Of course that is only minor optimization because generation is still O(N).
Generation using bit permutations
Next idea was exactly solution asked in here but I ended up still with O(N) but with larger cost than original shuffle. But lets look into solution and why it fails so miserably.
I decided to use idea Dealing All the Deals by John Christman
void Deal::generate()
{
// 52:26 split, 52!/(26!)**2 = 495,918,532,948,1041
max = 495918532948104LU;
partner = uniform_rng(eng1, max);
// 2x 26:13 splits, (26!)**2/(13!)**2 = 10,400,600**2
max = 10400600LU*10400600LU;
hands = uniform_rng(eng2, max);
// Create 104 bit presentation of deal (2 bits per card)
select_deal(id, partner, hands);
}
So far good and pretty good looking but select_deal implementation is PITA.
void select_deal(Id &new_id, uint64_t partner, uint64_t hands)
{
unsigned idx;
unsigned e, n, ns = 26;
e = n = 13;
// Figure out partnership who owns which card
for (idx = CARDS_IN_SUIT*NUM_SUITS; idx > 0; ) {
uint64_t cut = ncr(idx - 1, ns);
if (partner >= cut) {
partner -= cut;
// Figure out if N or S holds the card
ns--;
cut = ncr(ns, n) * 10400600LU;
if (hands > cut) {
hands -= cut;
n--;
} else
new_id[idx%NUM_SUITS] |= 1 << (idx/NUM_SUITS);
} else
new_id[idx%NUM_SUITS + NUM_SUITS] |= 1 << (idx/NUM_SUITS);
idx--;
}
unsigned ew = 26;
// Figure out if E or W holds a card
for (idx = CARDS_IN_SUIT*NUM_SUITS; idx-- > 0; ) {
if (new_id[idx%NUM_SUITS + NUM_SUITS] & (1 << (idx/NUM_SUITS))) {
uint64_t cut = ncr(--ew, e);
if (hands >= cut) {
hands -= cut;
e--;
} else
new_id[idx%NUM_SUITS] |= 1 << (idx/NUM_SUITS);
}
}
}
Now that I had the O(N) permutation solution done to prove algorithm could work I started searching for O(1) mapping from random number to bit permutation. Too bad it looks like only solution would be using huge lookup tables that would kill CPU caches. That doesn't sound good idea for AI that will be using very large amount of caches for double dummy analyzer.
Mathematical solution
After all hard work to figure out how to generate random bit permutations I decided go back to maths. It is entirely possible to apply filters before dealing cards. That requires splitting deals to manageable number of layered sets and selecting between sets based on their relative probabilities after filtering out impossible sets.

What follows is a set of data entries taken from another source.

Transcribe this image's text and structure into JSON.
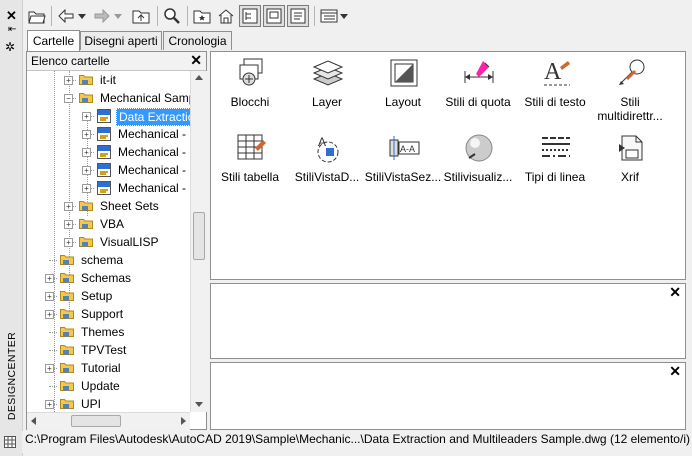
{
  "strip": {
    "vertical_title": "DESIGNCENTER"
  },
  "toolbar": {
    "buttons": [
      "load-icon",
      "back-icon",
      "dropdown-icon",
      "forward-icon",
      "dropdown-icon",
      "up-folder-icon",
      "search-icon",
      "favorites-icon",
      "home-icon",
      "tree-toggle-icon",
      "preview-icon",
      "description-icon",
      "views-icon",
      "dropdown-icon"
    ]
  },
  "tabs": [
    "Cartelle",
    "Disegni aperti",
    "Cronologia"
  ],
  "tree": {
    "title": "Elenco cartelle",
    "rows": [
      {
        "label": "it-it",
        "type": "folder"
      },
      {
        "label": "Mechanical Sampl",
        "type": "folder"
      },
      {
        "label": "Data Extractio",
        "type": "dwg",
        "selected": true
      },
      {
        "label": "Mechanical - ",
        "type": "dwg"
      },
      {
        "label": "Mechanical - ",
        "type": "dwg"
      },
      {
        "label": "Mechanical - ",
        "type": "dwg"
      },
      {
        "label": "Mechanical - ",
        "type": "dwg"
      },
      {
        "label": "Sheet Sets",
        "type": "folder"
      },
      {
        "label": "VBA",
        "type": "folder"
      },
      {
        "label": "VisualLISP",
        "type": "folder"
      },
      {
        "label": "schema",
        "type": "folder"
      },
      {
        "label": "Schemas",
        "type": "folder"
      },
      {
        "label": "Setup",
        "type": "folder"
      },
      {
        "label": "Support",
        "type": "folder"
      },
      {
        "label": "Themes",
        "type": "folder"
      },
      {
        "label": "TPVTest",
        "type": "folder"
      },
      {
        "label": "Tutorial",
        "type": "folder"
      },
      {
        "label": "Update",
        "type": "folder"
      },
      {
        "label": "UPI",
        "type": "folder"
      }
    ]
  },
  "content": {
    "items": [
      {
        "label": "Blocchi",
        "icon": "blocks-icon"
      },
      {
        "label": "Layer",
        "icon": "layers-icon"
      },
      {
        "label": "Layout",
        "icon": "layout-icon"
      },
      {
        "label": "Stili di quota",
        "icon": "dimension-style-icon"
      },
      {
        "label": "Stili di testo",
        "icon": "text-style-icon"
      },
      {
        "label": "Stili multidirettr...",
        "icon": "multileader-style-icon"
      },
      {
        "label": "Stili tabella",
        "icon": "table-style-icon"
      },
      {
        "label": "StiliVistaD...",
        "icon": "detail-view-style-icon"
      },
      {
        "label": "StiliVistaSez...",
        "icon": "section-view-style-icon"
      },
      {
        "label": "Stilivisualiz...",
        "icon": "visual-style-icon"
      },
      {
        "label": "Tipi di linea",
        "icon": "linetype-icon"
      },
      {
        "label": "Xrif",
        "icon": "xref-icon"
      }
    ]
  },
  "status": {
    "path": "C:\\Program Files\\Autodesk\\AutoCAD 2019\\Sample\\Mechanic...\\Data Extraction and Multileaders Sample.dwg (12 elemento/i)"
  },
  "colors": {
    "selection": "#3399ff",
    "folder": "#f2c94c"
  }
}
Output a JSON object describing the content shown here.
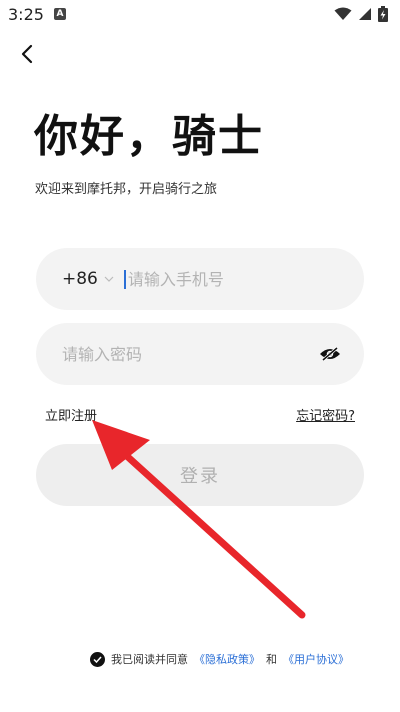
{
  "status_bar": {
    "time": "3:25",
    "notification_icon": "A",
    "icons": [
      "wifi-icon",
      "signal-icon",
      "battery-charging-icon"
    ]
  },
  "header": {
    "back_icon": "chevron-left-icon"
  },
  "title": "你好，骑士",
  "subtitle": "欢迎来到摩托邦，开启骑行之旅",
  "phone": {
    "country_code": "+86",
    "placeholder": "请输入手机号",
    "value": ""
  },
  "password": {
    "placeholder": "请输入密码",
    "value": "",
    "toggle_icon": "eye-off-icon"
  },
  "links": {
    "register": "立即注册",
    "forgot": "忘记密码?"
  },
  "login_label": "登录",
  "agreement": {
    "checked": true,
    "prefix": "我已阅读并同意",
    "privacy": "《隐私政策》",
    "and": "和",
    "terms": "《用户协议》"
  },
  "colors": {
    "link_blue": "#2b6fd6",
    "annotation_red": "#e8262b",
    "field_bg": "#f3f3f3",
    "button_bg": "#eeeeee"
  }
}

I don't yet have code ready for that to tests how much cycles I'm wasting in common case where filter is selecting major part of deal. But I believe this approach gives the most stable generation performance keeping the cost less than 0.1%.
Generate a 32 bit integer. For each index i (maybe only up to half the number of elements in the array), if bit i % 32 is 1, swap i with n - i - 1.
Of course, this might not be random enough for your purposes. You could probably improve this by not swapping with n - i - 1, but rather by another function applied to n and i that gives better distribution. You could even use two functions: one for when the bit is 0 and another for when it's 1.